Women in heterosexual relationships often do more of the hidden, day-to-day mental labour involved in running a household, and now, technology looks to be compounding the problem.
Analysing data from the European Social Survey across 29 countries, researchers compared technology use between men and women. The findings show how women are handling more of the digital load when it comes to using technology at home, resulting in a “digital double burden”.
“Women still shoulder the lion’s share of domestic labour,” researchers say, adding that emerging evidence shows “the gender division of domestic labour has extended into the digital realm including digital parenting, care provision and online grocery shopping”.
While the data reveals men tend to use technology most at work, women use technology most often between work and family life.
The data shows that among those who frequently work from home, women are more likely than men to juggle medium levels of both work and family digital communication. By contrast, this gendered double burden is not found between women and men who seldom work from home.
This finding has potential implications for women’s wellbeing as well as work-family conflict, researchers say. And while work-from-home arrangements can be seen as family-friendly, this study shows that the double digital burden placed on women cannot be ignored in the fight for gender equality.
The study also notes that an increase in digital use across the globe has likely been accelerated by the Covid-19 pandemic. This could be due to the interconnected nature of work-from-home arrangements that occurred in many households– bridging the digital divide between market and domestic labour. However, the report notes that more comparable data is needed in order for this to be seen as significant.
A person’s nationality was another contributing factor, as findings revealed that in countries with more intense internet use, women are more likely than men to have high family-only and dual-high work-family digital communication, and such gender gaps are not found in countries with a low level of internet use intensity.

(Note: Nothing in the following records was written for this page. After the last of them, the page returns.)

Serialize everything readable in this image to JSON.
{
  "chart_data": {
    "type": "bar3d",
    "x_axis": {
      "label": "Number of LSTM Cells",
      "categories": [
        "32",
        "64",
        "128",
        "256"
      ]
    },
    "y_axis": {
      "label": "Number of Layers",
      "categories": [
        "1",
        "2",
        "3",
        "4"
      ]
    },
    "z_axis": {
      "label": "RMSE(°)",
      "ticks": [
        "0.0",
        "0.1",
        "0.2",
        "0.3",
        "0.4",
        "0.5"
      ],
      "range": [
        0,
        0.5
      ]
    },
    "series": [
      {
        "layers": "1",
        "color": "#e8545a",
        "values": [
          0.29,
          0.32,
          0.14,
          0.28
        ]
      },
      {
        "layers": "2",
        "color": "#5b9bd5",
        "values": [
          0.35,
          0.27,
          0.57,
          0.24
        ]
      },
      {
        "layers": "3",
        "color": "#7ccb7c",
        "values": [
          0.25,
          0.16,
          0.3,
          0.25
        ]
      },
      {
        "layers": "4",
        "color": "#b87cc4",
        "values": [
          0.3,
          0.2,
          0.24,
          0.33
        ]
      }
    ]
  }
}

“As digital literacy, working from home, and internet use intensity increase further, women may disproportionately take on family-related digital communication and also suffer from a ‘digital double burden’ in work-family life,” researchers said.
In response to the findings, researchers are calling on scholars and policymakers to consider gender equality in the division of digital (communication) labour in national and global agendas to ensure digitalisation benefits women and men equally.